Non-profit organization based in Germany

The European Thermoelectric Society (ETS) is a non-profit organization founded in 1995. The goals of the ETS are to promote European research and development activities and professional networking in the field of thermoelectricity.

As of June 2021, the society had an average of about 100 members and is located in the Institute for Materials Sciences (Chair of Materials Chemistry) at the University of Stuttgart, Germany.

== History ==
The idea to establish a ″thermoelectric network″ within the European Union started to take shape at the 1st European Workshop on Thermoelectricity in Dresden, Germany in October 1994. The actual foundation assembly of the European Thermoelectric Society with participants from eight European countries was held in Cologne, Germany in February 1995. The first elected president was Hubert Scherrer (France).

== Purpose ==
The purpose of ETS is to represent the interests of everyone in Europe involved in thermoelectricity. It offers a platform to the European thermoelectric community to improve exchange of information and pool resources. On the other hand, it acts as a single point of contact for economy, politics and the interested public. It is committed to watch trends, give directions for future activities, develop visions, and render guidance to those interested in the field. An important function is to raise awareness of thermoelectricity and its applications in Europe.

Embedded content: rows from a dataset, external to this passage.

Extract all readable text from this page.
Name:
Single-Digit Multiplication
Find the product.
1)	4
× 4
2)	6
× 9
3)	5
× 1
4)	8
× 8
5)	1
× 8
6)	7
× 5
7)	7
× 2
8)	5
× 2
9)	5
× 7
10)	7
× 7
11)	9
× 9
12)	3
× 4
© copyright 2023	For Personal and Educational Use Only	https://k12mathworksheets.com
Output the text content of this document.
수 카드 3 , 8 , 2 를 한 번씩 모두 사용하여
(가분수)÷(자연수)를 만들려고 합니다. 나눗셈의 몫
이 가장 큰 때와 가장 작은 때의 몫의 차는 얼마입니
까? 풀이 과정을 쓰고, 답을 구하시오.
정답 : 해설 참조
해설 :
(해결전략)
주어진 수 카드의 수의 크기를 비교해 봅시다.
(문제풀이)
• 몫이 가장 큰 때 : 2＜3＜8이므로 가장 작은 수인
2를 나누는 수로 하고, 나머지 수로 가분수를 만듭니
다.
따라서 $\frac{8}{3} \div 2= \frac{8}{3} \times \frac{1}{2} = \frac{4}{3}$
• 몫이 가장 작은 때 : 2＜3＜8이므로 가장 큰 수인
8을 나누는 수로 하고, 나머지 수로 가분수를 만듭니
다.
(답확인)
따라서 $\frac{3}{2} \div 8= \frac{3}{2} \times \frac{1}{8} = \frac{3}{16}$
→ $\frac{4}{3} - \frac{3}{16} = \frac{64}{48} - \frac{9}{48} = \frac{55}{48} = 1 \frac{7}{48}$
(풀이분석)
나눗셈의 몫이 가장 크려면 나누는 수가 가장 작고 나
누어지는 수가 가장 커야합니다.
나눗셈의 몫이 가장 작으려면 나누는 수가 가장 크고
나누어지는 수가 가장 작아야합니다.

In order to live up to these purposes, the ETS is organizer of conferences in topics of interest to the community and establishes a communication network between members. In addition, the ETS is in close contact to other thermoelectric groups and societies in Europe: DTG (Germany), STS (Switzerland), GDR TE (France), AIT (Italy) and worldwide (ITS).

== Structure ==
The society consists of the general assembly, the executive committee, the extended committee and the auditors.

The general assembly consists of all individual members of the society. A member can be any individual person from industry or academic institutions with activities or interests in thermoelectricity. Registration for the European Conference on Thermoelectrics (ECT) involves an obligatory one year membership. The executive committee consisting of president, secretary, and treasurer manages and represents the society, while the extended committee acts in an advisory capacity. The members of both committees are elected by the general assembly for a three-year term.

== Meetings ==
The European countries take turns at organizing the annual European Conference on Thermoelectrics (ECT) showcasing trends, developments, products and services of academia and industry in the field.

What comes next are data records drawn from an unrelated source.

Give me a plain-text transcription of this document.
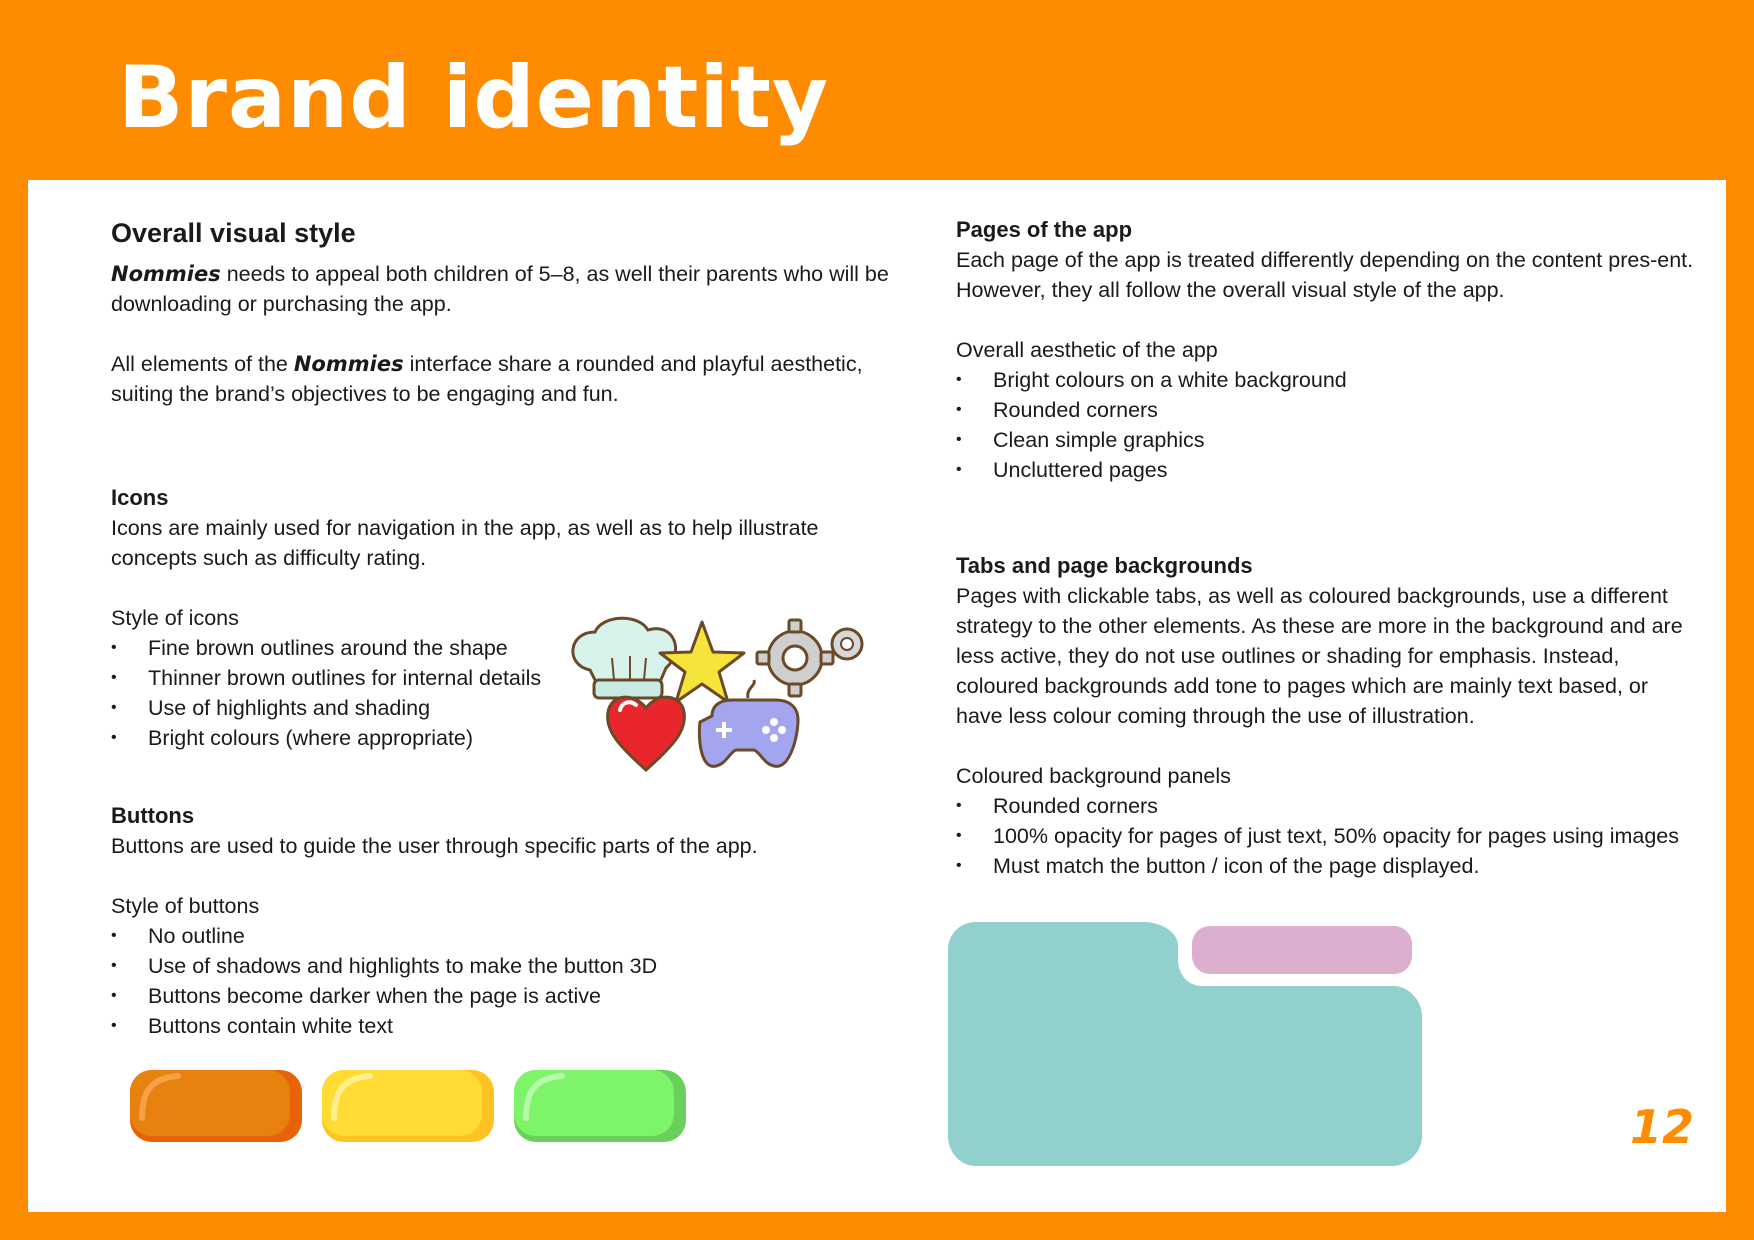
Brand identity
Overall visual style

Nommies needs to appeal both children of 5–8, as well their parents who will be downloading or purchasing the app.

All elements of the Nommies interface share a rounded and playful aesthetic, suiting the brand’s objectives to be engaging and fun.

Icons

Icons are mainly used for navigation in the app, as well as to help illustrate concepts such as difficulty rating.

Style of icons

• Fine brown outlines around the shape
• Thinner brown outlines for internal details
• Use of highlights and shading
• Bright colours (where appropriate)
Buttons

Buttons are used to guide the user through specific parts of the app.

Style of buttons

• No outline
• Use of shadows and highlights to make the button 3D
• Buttons become darker when the page is active
• Buttons contain white text
Pages of the app

Each page of the app is treated differently depending on the content pres-ent. However, they all follow the overall visual style of the app.

Overall aesthetic of the app

• Bright colours on a white background
• Rounded corners
• Clean simple graphics
• Uncluttered pages
Tabs and page backgrounds

Pages with clickable tabs, as well as coloured backgrounds, use a different strategy to the other elements. As these are more in the background and are less active, they do not use outlines or shading for emphasis. Instead, coloured backgrounds add tone to pages which are mainly text based, or have less colour coming through the use of illustration.

Coloured background panels

• Rounded corners
• 100% opacity for pages of just text, 50% opacity for pages using images
• Must match the button / icon of the page displayed.
12
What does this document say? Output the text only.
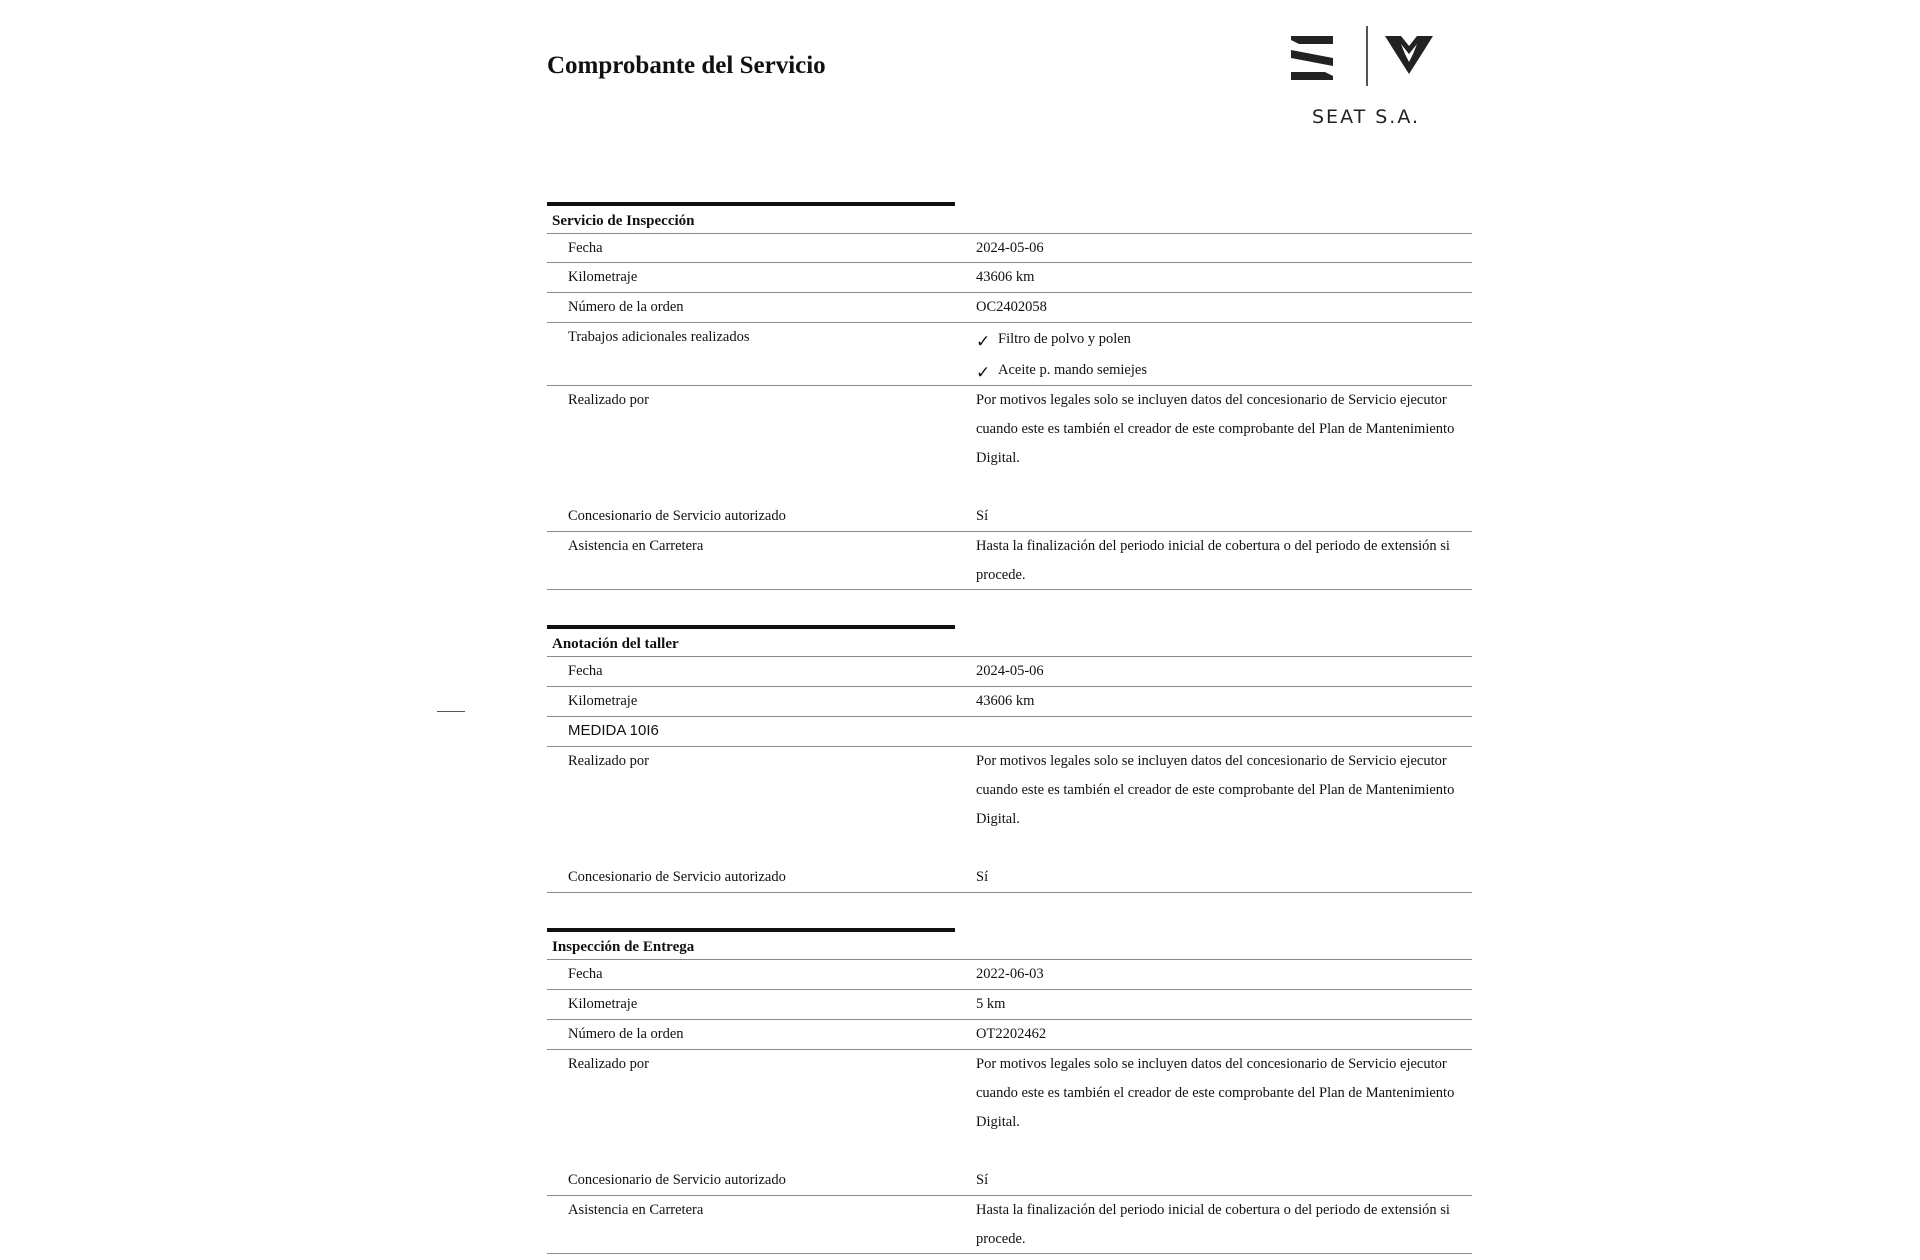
Comprobante del Servicio
SEAT S.A.
Servicio de Inspección
Fecha	2024-05-06
Kilometraje	43606 km
Número de la orden	OC2402058
Trabajos adicionales realizados	✓ Filtro de polvo y polen
✓ Aceite p. mando semiejes
Realizado por	Por motivos legales solo se incluyen datos del concesionario de Servicio ejecutor cuando este es también el creador de este comprobante del Plan de Mantenimiento Digital.
Concesionario de Servicio autorizado	Sí
Asistencia en Carretera	Hasta la finalización del periodo inicial de cobertura o del periodo de extensión si procede.
Anotación del taller
Fecha	2024-05-06
Kilometraje	43606 km
MEDIDA 10I6
Realizado por	Por motivos legales solo se incluyen datos del concesionario de Servicio ejecutor cuando este es también el creador de este comprobante del Plan de Mantenimiento Digital.
Concesionario de Servicio autorizado	Sí
Inspección de Entrega
Fecha	2022-06-03
Kilometraje	5 km
Número de la orden	OT2202462
Realizado por	Por motivos legales solo se incluyen datos del concesionario de Servicio ejecutor cuando este es también el creador de este comprobante del Plan de Mantenimiento Digital.
Concesionario de Servicio autorizado	Sí
Asistencia en Carretera	Hasta la finalización del periodo inicial de cobertura o del periodo de extensión si procede.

Every three years the ECT coincides with the International Conference on Thermoelectrics (ICT).

== Awards ==
Together with the German, Italian and Swiss Thermoelectric Societies, the ETS sponsors three poster prizes every year. The prizes are endowed with a prize money of 500 Euro each and awarded at the annual ECT.

== Honorary members ==
According to the ETS bylaws, the executive committee may appoint a person as honorary member in recognition of his achievements. On this basis, the long-time active members Hubert Scherrer (France) and Harald Böttner (Germany) were awarded the honorary membership at the ECT2013 in Noordwijk, Netherlands.